Tuesday, October 28, 2014

Adjusting My Mind


I have always been physically tough, but not so much emotionally. My daughter figured me out. Earlier this year, she stated it: I live like a monk for five or ten years, then date and get hurt and go back to another five or ten years of living like a monk.

Body and mind are a package. When the mind is broken, the body suffers.

My daughter is right... I am no good at romantic relationships, but I have many good friends instead. Hopefully, old friends don't play cruel singles games. I could write a book but TV has captured them... like the one that went and screwed an old boyfriend and came back and bragged to me about it. Purely a daytime TV soap.


I'm no angel. Nobody's perfect and we all have baggage, but at least let's not associate with devils. Let's leave the poisonous snakes alone.

I've been adjusting my thinking to control my passions. I keep it inside my pants. I hug friends but do not cop a feel. This adjustment is kind of like the chiropractor does... cracks the bones of my mind.

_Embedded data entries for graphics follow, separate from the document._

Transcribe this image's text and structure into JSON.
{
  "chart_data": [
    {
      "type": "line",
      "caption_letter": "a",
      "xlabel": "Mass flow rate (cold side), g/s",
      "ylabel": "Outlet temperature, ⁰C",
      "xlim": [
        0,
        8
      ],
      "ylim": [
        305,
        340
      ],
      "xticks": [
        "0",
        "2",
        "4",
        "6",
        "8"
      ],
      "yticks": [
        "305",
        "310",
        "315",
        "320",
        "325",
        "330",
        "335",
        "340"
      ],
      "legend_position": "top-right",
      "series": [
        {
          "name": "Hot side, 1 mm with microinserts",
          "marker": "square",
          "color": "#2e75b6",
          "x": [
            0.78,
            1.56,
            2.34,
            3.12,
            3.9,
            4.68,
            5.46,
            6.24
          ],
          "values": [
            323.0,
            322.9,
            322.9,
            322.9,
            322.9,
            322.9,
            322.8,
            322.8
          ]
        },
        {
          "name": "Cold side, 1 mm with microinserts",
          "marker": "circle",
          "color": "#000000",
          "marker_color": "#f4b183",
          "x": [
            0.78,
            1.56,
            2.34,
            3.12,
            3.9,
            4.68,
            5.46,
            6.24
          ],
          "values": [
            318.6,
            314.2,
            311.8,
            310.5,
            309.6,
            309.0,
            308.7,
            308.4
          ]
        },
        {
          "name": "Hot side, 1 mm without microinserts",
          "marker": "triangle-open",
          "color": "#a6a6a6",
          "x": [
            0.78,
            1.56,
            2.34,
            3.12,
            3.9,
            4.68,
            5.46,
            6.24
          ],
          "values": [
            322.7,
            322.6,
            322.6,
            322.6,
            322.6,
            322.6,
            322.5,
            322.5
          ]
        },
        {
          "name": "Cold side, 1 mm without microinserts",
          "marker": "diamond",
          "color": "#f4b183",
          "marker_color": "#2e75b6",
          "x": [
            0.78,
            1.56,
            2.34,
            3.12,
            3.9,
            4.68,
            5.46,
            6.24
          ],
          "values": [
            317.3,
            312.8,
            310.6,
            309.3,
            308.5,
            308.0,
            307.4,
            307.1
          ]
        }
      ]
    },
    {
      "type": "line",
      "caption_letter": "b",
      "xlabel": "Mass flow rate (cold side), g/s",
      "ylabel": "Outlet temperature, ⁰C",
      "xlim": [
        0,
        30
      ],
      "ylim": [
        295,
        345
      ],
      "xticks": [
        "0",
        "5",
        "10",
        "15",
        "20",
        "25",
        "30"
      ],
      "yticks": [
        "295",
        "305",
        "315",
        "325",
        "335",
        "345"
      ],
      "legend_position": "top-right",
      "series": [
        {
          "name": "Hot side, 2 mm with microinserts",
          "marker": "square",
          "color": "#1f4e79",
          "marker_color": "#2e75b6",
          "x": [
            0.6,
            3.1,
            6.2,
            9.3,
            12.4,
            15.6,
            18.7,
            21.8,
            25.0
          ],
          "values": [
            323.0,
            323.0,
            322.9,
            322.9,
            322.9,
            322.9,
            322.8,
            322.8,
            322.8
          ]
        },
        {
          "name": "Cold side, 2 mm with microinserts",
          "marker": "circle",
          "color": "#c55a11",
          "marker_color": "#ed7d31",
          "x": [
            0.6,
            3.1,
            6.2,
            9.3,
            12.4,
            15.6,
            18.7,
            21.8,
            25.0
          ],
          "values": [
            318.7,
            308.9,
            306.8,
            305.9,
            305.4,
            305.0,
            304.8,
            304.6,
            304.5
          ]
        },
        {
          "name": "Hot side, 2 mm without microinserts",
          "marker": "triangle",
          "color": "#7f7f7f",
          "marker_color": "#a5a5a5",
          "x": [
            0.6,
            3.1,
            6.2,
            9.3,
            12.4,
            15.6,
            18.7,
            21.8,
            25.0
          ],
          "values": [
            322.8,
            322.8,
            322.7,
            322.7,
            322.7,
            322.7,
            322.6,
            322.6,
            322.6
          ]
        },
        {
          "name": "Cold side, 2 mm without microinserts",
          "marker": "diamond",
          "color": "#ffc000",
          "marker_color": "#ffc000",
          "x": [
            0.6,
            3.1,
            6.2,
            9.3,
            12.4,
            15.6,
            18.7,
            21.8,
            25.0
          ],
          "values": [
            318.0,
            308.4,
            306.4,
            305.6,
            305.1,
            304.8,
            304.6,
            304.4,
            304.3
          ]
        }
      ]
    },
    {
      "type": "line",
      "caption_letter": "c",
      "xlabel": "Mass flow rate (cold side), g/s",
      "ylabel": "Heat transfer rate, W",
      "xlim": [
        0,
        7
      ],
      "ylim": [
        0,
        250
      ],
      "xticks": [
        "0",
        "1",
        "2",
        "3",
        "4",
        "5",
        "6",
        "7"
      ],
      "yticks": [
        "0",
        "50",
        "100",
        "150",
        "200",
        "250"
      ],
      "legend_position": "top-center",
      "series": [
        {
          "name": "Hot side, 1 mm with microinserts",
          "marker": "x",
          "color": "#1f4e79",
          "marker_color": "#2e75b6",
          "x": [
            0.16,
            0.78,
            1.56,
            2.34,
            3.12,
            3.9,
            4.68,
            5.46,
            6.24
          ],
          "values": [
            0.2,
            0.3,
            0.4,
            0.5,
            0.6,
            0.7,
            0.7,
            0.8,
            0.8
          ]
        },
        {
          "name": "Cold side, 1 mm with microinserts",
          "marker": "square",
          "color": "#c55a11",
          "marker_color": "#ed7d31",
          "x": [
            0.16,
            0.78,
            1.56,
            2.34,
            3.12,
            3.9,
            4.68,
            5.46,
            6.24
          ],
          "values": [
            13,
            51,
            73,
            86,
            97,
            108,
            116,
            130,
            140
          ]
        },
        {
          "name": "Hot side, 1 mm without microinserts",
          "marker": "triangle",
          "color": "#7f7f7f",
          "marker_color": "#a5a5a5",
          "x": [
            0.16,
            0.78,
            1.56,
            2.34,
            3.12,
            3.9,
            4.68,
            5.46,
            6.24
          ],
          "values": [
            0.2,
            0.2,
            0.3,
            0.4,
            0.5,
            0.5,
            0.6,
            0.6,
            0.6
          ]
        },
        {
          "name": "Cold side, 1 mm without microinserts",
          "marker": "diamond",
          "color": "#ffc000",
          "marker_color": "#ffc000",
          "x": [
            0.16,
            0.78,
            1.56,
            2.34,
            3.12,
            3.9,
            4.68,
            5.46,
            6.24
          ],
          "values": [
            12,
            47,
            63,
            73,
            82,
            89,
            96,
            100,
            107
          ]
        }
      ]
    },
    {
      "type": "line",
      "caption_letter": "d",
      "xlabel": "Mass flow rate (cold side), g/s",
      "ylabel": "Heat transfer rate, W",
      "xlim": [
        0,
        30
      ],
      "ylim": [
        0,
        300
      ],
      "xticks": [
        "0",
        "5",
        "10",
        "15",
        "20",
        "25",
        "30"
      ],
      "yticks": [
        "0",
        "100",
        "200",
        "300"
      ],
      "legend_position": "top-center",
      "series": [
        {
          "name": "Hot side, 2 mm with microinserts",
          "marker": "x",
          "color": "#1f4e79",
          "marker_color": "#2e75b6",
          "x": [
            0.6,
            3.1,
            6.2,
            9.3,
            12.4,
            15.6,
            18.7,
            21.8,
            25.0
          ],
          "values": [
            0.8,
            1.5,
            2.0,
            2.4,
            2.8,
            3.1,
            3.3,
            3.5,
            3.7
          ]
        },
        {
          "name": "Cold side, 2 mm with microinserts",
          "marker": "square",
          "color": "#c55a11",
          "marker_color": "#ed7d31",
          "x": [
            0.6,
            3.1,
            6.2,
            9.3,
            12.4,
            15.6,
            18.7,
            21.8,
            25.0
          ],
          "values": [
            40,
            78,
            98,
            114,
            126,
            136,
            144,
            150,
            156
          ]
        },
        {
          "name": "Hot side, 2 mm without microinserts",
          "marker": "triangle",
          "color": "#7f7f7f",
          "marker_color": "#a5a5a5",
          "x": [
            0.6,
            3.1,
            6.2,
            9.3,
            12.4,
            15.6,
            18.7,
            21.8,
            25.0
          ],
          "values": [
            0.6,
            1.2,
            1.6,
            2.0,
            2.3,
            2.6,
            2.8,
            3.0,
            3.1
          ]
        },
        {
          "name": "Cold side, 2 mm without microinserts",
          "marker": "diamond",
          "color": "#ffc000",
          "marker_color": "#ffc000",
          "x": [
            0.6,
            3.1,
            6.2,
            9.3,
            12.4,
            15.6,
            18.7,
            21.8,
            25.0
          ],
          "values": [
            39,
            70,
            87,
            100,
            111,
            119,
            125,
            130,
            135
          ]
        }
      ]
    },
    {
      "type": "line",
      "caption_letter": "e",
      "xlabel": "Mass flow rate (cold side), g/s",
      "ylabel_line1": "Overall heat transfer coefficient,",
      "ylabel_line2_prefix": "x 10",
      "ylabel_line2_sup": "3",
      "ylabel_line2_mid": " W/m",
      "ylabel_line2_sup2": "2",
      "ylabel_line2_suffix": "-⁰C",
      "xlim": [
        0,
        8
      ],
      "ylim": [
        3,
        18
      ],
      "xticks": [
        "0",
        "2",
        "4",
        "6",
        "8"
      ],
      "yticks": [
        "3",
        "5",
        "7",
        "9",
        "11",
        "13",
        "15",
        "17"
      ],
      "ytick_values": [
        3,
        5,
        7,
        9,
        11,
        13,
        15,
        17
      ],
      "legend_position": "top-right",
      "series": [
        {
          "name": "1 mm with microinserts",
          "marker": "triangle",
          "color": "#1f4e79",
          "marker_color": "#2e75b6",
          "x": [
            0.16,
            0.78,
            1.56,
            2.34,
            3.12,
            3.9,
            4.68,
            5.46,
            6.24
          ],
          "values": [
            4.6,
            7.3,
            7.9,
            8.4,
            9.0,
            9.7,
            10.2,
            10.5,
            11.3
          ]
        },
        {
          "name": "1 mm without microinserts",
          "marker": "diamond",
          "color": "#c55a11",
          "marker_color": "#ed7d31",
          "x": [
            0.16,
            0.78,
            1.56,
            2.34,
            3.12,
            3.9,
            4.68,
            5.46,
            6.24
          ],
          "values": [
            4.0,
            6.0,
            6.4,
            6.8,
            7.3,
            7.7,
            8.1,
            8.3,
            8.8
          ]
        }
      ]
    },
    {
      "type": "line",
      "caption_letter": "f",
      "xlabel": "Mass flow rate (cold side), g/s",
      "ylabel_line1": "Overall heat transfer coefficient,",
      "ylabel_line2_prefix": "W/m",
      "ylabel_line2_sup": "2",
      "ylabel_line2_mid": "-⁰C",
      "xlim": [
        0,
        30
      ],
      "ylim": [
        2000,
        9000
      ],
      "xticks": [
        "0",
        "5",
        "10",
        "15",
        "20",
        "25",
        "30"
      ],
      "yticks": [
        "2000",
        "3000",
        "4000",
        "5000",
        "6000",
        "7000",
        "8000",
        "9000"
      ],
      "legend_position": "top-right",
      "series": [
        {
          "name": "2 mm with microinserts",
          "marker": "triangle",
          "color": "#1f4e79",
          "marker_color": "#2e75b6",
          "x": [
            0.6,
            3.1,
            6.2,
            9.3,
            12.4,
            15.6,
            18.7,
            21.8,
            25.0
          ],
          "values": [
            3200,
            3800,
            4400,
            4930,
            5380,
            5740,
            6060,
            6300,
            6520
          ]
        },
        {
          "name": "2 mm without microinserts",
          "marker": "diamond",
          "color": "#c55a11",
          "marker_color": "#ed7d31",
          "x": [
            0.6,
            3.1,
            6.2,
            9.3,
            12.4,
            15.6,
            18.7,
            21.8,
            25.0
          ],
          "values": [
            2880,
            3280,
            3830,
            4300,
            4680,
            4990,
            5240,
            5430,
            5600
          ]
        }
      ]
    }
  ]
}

I don't have to wade through bull to find what an old friend's problems are... I just have to accept and accommodate. I've seen my friends when they are a mess due to divorce, sickness, birth or circumstances. Most of us have some degree of neurosis, psychosis, schizophrenia and bipolar/mania/depression. However, I am blessed with kind friends, and I like them... otherwise we wouldn't be friends. The question of whether they can be tolerated is made easy by the fact that I'm not living with them. And, my tolerance to anger has been zero: bitch me out once and it's goodbye forever, so my current friends have passed through some sieve already.

I've worked at this and feel like I've got it but I proceed cautiously. I want good quality for the rest of my years. Adjusting my mind will take care of my body, so I can train.



-copyright 2014 by Willy





Sunday, October 19, 2014

Bare Knuckles



I quit wearing gloves.

On one level, I quit wearing bicycle gloves, removed the speedometer/computer and tossed the heart rate monitor. I ride my heavy fat-tire bike... the carbon has been hanging from the ceiling for years. When I hike my usual solo 7-mile trails, I change to boots but wear whatever I have on (dress shirt and pants)... I do not carry water nor food but I do carry a phone. Bare knuckled.

On another level, I do not use an electric toothbrush either. At my shower you'll find a bar of soap and a razor... no shampoo nor bottles of any kind. At my sink is a toothbrush, Water Pic, baby oil and hairbrush. Pretty simple, eh?

There's only beer and popsicles in my fridge. I own no iron, no mixer, nor blender. I seldom use the heat or air conditioning at home, and I open my window at work. Do I live like a monk?

I do not use mosquito spray and I do not wave a stick in front of me to break the spiderwebs on-trail. Spider bites are an acceptable hazard.

Given a choice, I do it the hard way. I do not use work gloves at the farm. I use a hand saw, I use sandpaper in a block, I cut up small trees with a bow saw, and I usually drive a screw with a screwdriver. I have better control this way rather than with motorized tools, and it toughens my hands and joints. Bloody knuckles heal.

The world is fragile.

I do have to be careful, because I'm too strong. I have twisted doorknobs off, destroyed vacuum cleaners, and hurt with a handshake or hug.

Why?

Why do I do things the hard way? Not only do I like the accomplishment, but doing things the hard way is training. I will be able to do these things when I get old... while my buddies can't already. Use it or lose it!

Storms took the power down and a neighbor with a generator invited me to watch TV, but I thanked him and said that a candle and my iPhone will suffice. I do it because I like simplicity.

Although I'm a rocket scientist, I like no frills. The more complex something is, the higher the risk of failure and the lower the reliability. In my old cars, I've cut off many unneeded gadgets, and the cars are aging rather well. I like low risk.

Sooo... why live bare knuckled? Because it improves both my body and my character. A lot of people talk tough, but I live it.